Sometimes it only takes one person's untimely demise to change history. There's an entire genre of literature that explores these possibilities, typically involving the biggest baddies of human history. The following video is an artful example that makes this point rather succinctly - while also leaving me profoundly uncomfortable (after all, it does involve the death of a child).
I am not aware of many examples of exploring alternative histories with regards to science, and by that I mean in more detail than what steampunk has to offer, although William Gibson and Bruce Sterling do a pretty good job of imagining a world in which Charles Babbage succeeded in introducing a mechanical computer to the world in their book "The Difference Engine". The subject matter is certainly a worthwhile topic for another post , especially when contrasted with the challenges now to go beyond the Turing machine by getting Quantum Computing to the market. (h/t vznvzn)
The untimely death I am contemplating here is that of William Kingdon Clifford. If you are not immersed in physics and math, you have probably never heard his name, because we live in a world where he died young.
That meant it fell to Gibbs and Heaviside to clean up the Maxwell equations, which gave us the insufferable cross-product that confused leagues of students by requiring them to distinguish between polar and axial vectors. It also meant that complex function theory got stuck in two dimensions, and that group theory was developed without the obvious geometric connection. Which in turn, once this approach started to take over, provoked older physicists, such as Schrödinger, to coin the term "Gruppenpest" (group pestilence). It also created a false symmetry between the electric and magnetic fields, motivating the quest for the ever elusive magnetic monopol. Last but not least, it led to the confused notion that spin is an intrinsically quantum mechanical property, something that is still taught in universities across the globe to this day.

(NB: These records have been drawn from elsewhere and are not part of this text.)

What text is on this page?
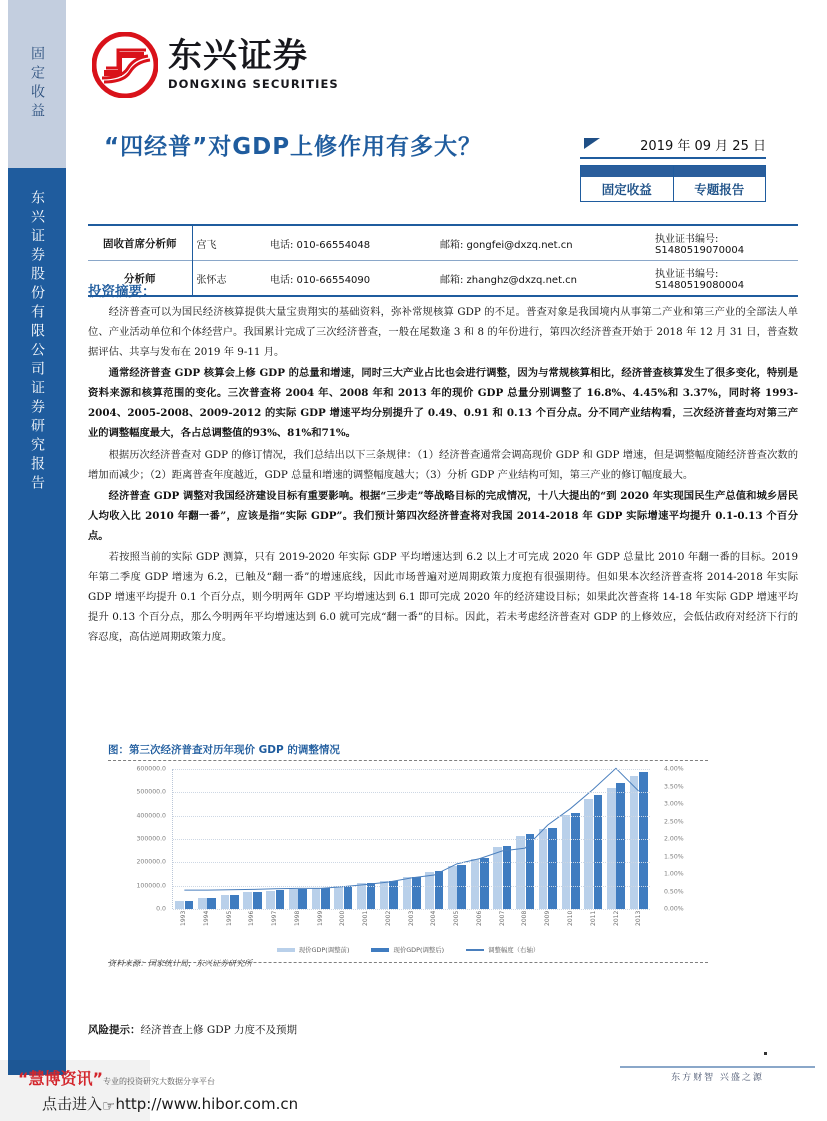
固定收益
东兴证券股份有限公司证券研究报告
东兴证券
DONGXING SECURITIES
“四经普”对GDP上修作用有多大？	2019 年 09 月 25 日
固定收益	专题报告
固收首席分析师	宫飞	电话: 010-66554048	邮箱: gongfei@dxzq.net.cn	执业证书编号: S1480519070004
分析师	张怀志	电话: 010-66554090	邮箱: zhanghz@dxzq.net.cn	执业证书编号: S1480519080004
投资摘要：

经济普查可以为国民经济核算提供大量宝贵翔实的基础资料，弥补常规核算 GDP 的不足。普查对象是我国境内从事第二产业和第三产业的全部法人单位、产业活动单位和个体经营户。我国累计完成了三次经济普查，一般在尾数逢 3 和 8 的年份进行，第四次经济普查开始于 2018 年 12 月 31 日，普查数据评估、共享与发布在 2019 年 9-11 月。

通常经济普查 GDP 核算会上修 GDP 的总量和增速，同时三大产业占比也会进行调整，因为与常规核算相比，经济普查核算发生了很多变化，特别是资料来源和核算范围的变化。三次普查将 2004 年、2008 年和 2013 年的现价 GDP 总量分别调整了 16.8%、4.45%和 3.37%，同时将 1993-2004、2005-2008、2009-2012 的实际 GDP 增速平均分别提升了 0.49、0.91 和 0.13 个百分点。分不同产业结构看，三次经济普查均对第三产业的调整幅度最大，各占总调整值的93%、81%和71%。

根据历次经济普查对 GDP 的修订情况，我们总结出以下三条规律：（1）经济普查通常会调高现价 GDP 和 GDP 增速，但是调整幅度随经济普查次数的增加而减少；（2）距离普查年度越近，GDP 总量和增速的调整幅度越大；（3）分析 GDP 产业结构可知，第三产业的修订幅度最大。

经济普查 GDP 调整对我国经济建设目标有重要影响。根据“三步走”等战略目标的完成情况，十八大提出的“到 2020 年实现国民生产总值和城乡居民人均收入比 2010 年翻一番”，应该是指“实际 GDP”。我们预计第四次经济普查将对我国 2014-2018 年 GDP 实际增速平均提升 0.1-0.13 个百分点。

若按照当前的实际 GDP 测算，只有 2019-2020 年实际 GDP 平均增速达到 6.2 以上才可完成 2020 年 GDP 总量比 2010 年翻一番的目标。2019 年第二季度 GDP 增速为 6.2，已触及“翻一番”的增速底线，因此市场普遍对逆周期政策力度抱有很强期待。但如果本次经济普查将 2014-2018 年实际 GDP 增速平均提升 0.1 个百分点，则今明两年 GDP 平均增速达到 6.1 即可完成 2020 年的经济建设目标；如果此次普查将 14-18 年实际 GDP 增速平均提升 0.13 个百分点，那么今明两年平均增速达到 6.0 就可完成“翻一番”的目标。因此，若未考虑经济普查对 GDP 的上修效应，会低估政府对经济下行的容忍度，高估逆周期政策力度。

图：第三次经济普查对历年现价 GDP 的调整情况
0.0
100000.0
200000.0
300000.0
400000.0
500000.0
600000.0
0.00%
0.50%
1.00%
1.50%
2.00%
2.50%
3.00%
3.50%
4.00%
1993	1994	1995	1996	1997	1998	1999	2000	2001	2002	2003	2004	2005	2006	2007	2008	2009	2010	2011	2012	2013
现价GDP(调整前)	现价GDP(调整后)	调整幅度（右轴）
资料来源：国家统计局，东兴证券研究所
风险提示：经济普查上修 GDP 力度不及预期
东方财智 兴盛之源
“慧博资讯”专业的投资研究大数据分享平台
点击进入☞http://www.hibor.com.cn
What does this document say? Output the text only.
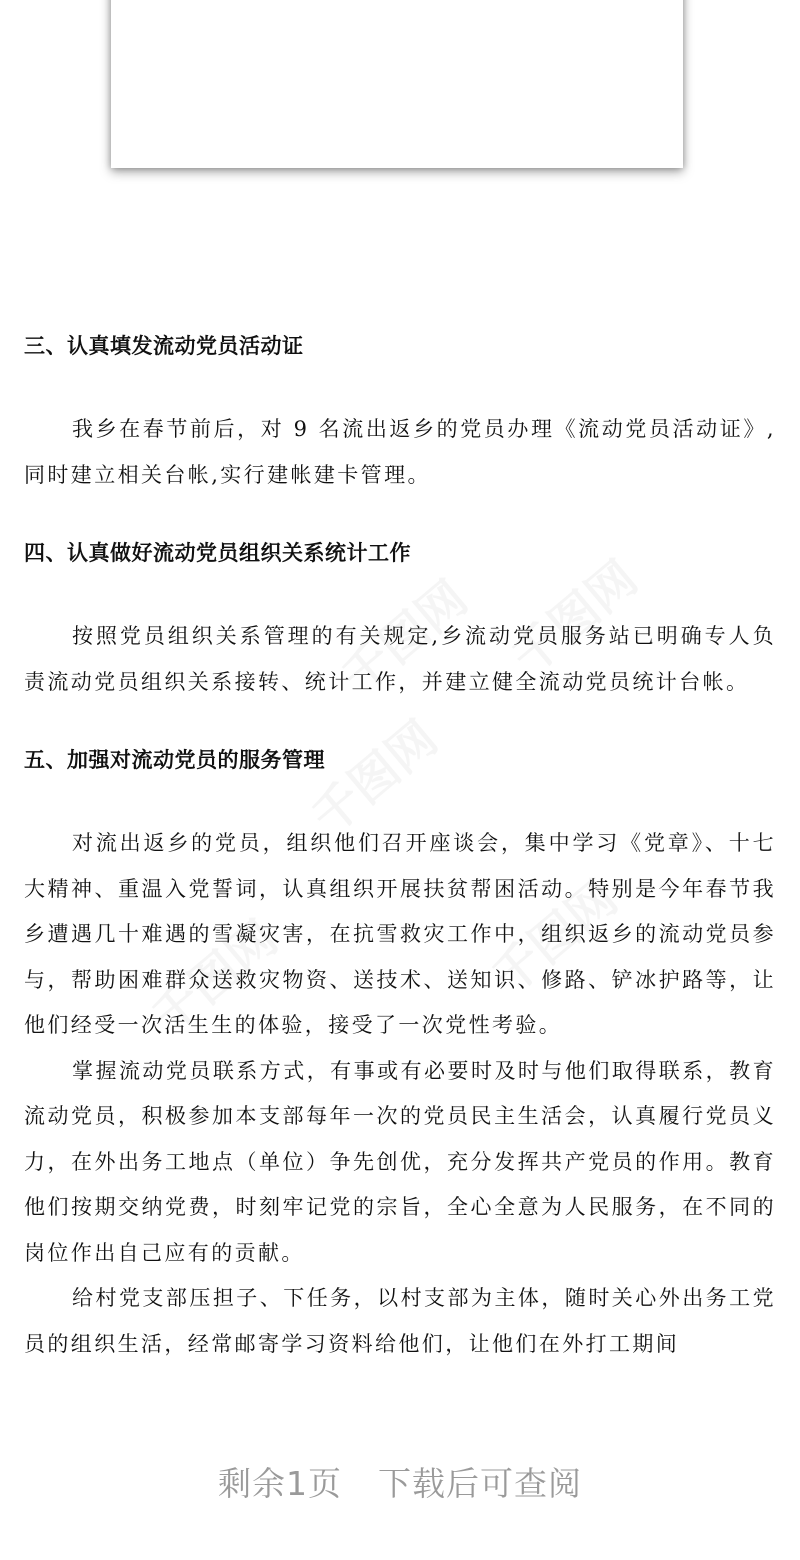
千图网 千图网
千图网
千图网
千图网
三、认真填发流动党员活动证

我乡在春节前后，对 9 名流出返乡的党员办理《流动党员活动证》,同时建立相关台帐,实行建帐建卡管理。

四、认真做好流动党员组织关系统计工作

按照党员组织关系管理的有关规定,乡流动党员服务站已明确专人负责流动党员组织关系接转、统计工作，并建立健全流动党员统计台帐。

五、加强对流动党员的服务管理

对流出返乡的党员，组织他们召开座谈会，集中学习《党章》、十七大精神、重温入党誓词，认真组织开展扶贫帮困活动。特别是今年春节我乡遭遇几十难遇的雪凝灾害，在抗雪救灾工作中，组织返乡的流动党员参与，帮助困难群众送救灾物资、送技术、送知识、修路、铲冰护路等，让他们经受一次活生生的体验，接受了一次党性考验。

掌握流动党员联系方式，有事或有必要时及时与他们取得联系，教育流动党员，积极参加本支部每年一次的党员民主生活会，认真履行党员义力，在外出务工地点（单位）争先创优，充分发挥共产党员的作用。教育他们按期交纳党费，时刻牢记党的宗旨，全心全意为人民服务，在不同的岗位作出自己应有的贡献。

给村党支部压担子、下任务，以村支部为主体，随时关心外出务工党员的组织生活，经常邮寄学习资料给他们，让他们在外打工期间

剩余1页 下载后可查阅
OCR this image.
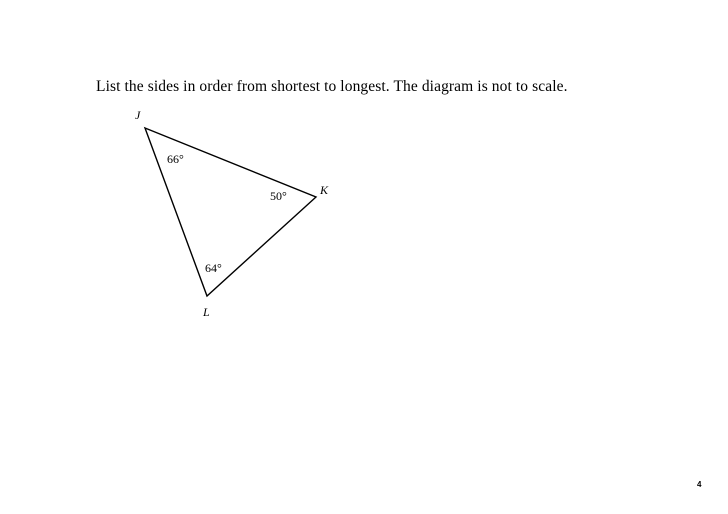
List the sides in order from shortest to longest. The diagram is not to scale.
J
K
L
66°
50°
64°
4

It is hard to overstate the profound effect this paper had on me. The only thing it compares to is when I first learned of Euler's formula many years ago in my first physics semester. And the similarities are striking, not only due to the power of bringing together seemingly disparate areas of mathematics by putting them into a geometric context. In the latter case, the key is the imaginary unit, which was originally introduced to solve for negative square roots, and thus allows for the fundamental theorem of algebra. In fact, it turns out that complex numbers can be neatly embedded into geometric algebra and are isomorphic to the 2d GA case. Also, Quaternion are part of the 3d geometric algebra and have a similarly satisfying geometric interpretation.
All this is accomplished by introducing a higher level concept of vector. For instance, rather than using a cross product, an outer product is defined that creates a bivector that can be thought of as a directed plane segment.
Hestenes makes a convincing case that geometric algebra should be incorporated into every physics curriculum. He wrote some excellent textbooks on the subject, and thankfully, numerous other authors have picked up the mantle (outstanding is John W. Arthur's take on electrodynamics and Chris Doran's ambitious and extensive treatment).
The advantages of geometric algebra are so glaring and the concepts so natural that one has to wonder why it took a century to be rediscovered. John Snygg puts it best in the preface to his textbook on differential geometry:
Although Clifford was recognized worldwide as one of England’s most distinguished mathematicians, he chose to have the first paper published in what must have been a very obscure journal at the time. Quite possibly it was a gesture of support for the efforts of James Joseph Sylvester to establish the first American graduate program in mathematics at Johns Hopkins University. As part of his endeavors, Sylvester founded the American Journal of Mathematics and Clifford’s first paper on what is now known as Clifford algebra appeared in the very first volume of that journal.
The second paper was published after his death in unfinished form as part of his collected papers. Both of these papers were ignored and soon forgotten. As late as 1923, math historian David Eugene Smith discussed Clifford’s achievements without mentioning “geometric algebra” (Smith, David Eugene 1923). In 1928, P.A.M. Dirac reinvented Clifford algebra to formulate his equation for the electron. This equation enabled him to predict the discovery of the positron in 1931. (...)
Had Clifford lived longer, “geometric algebra” would probably have become mainstream mathematics near the beginning of the twentieth century. In the decades following Clifford’s death, a battle broke out between those who wanted to use quaternions to do physics and geometry and those who wanted to use vectors. Quaternions were superior for dealing with rotations, but they are useless in dimensions higher than three or four without grafting on some extra structure.
Eventually vectors won out. Since the structure of both quaternions and vectors are contained in the formalism of Clifford algebra, the debate would have taken a different direction had Clifford lived longer. While alive, Clifford was an articulate spokesman and his writing for popular consumption still gets published from time to time. Had Clifford
participated in the quaternion–vector debate, “geometric algebra” would have received more serious consideration.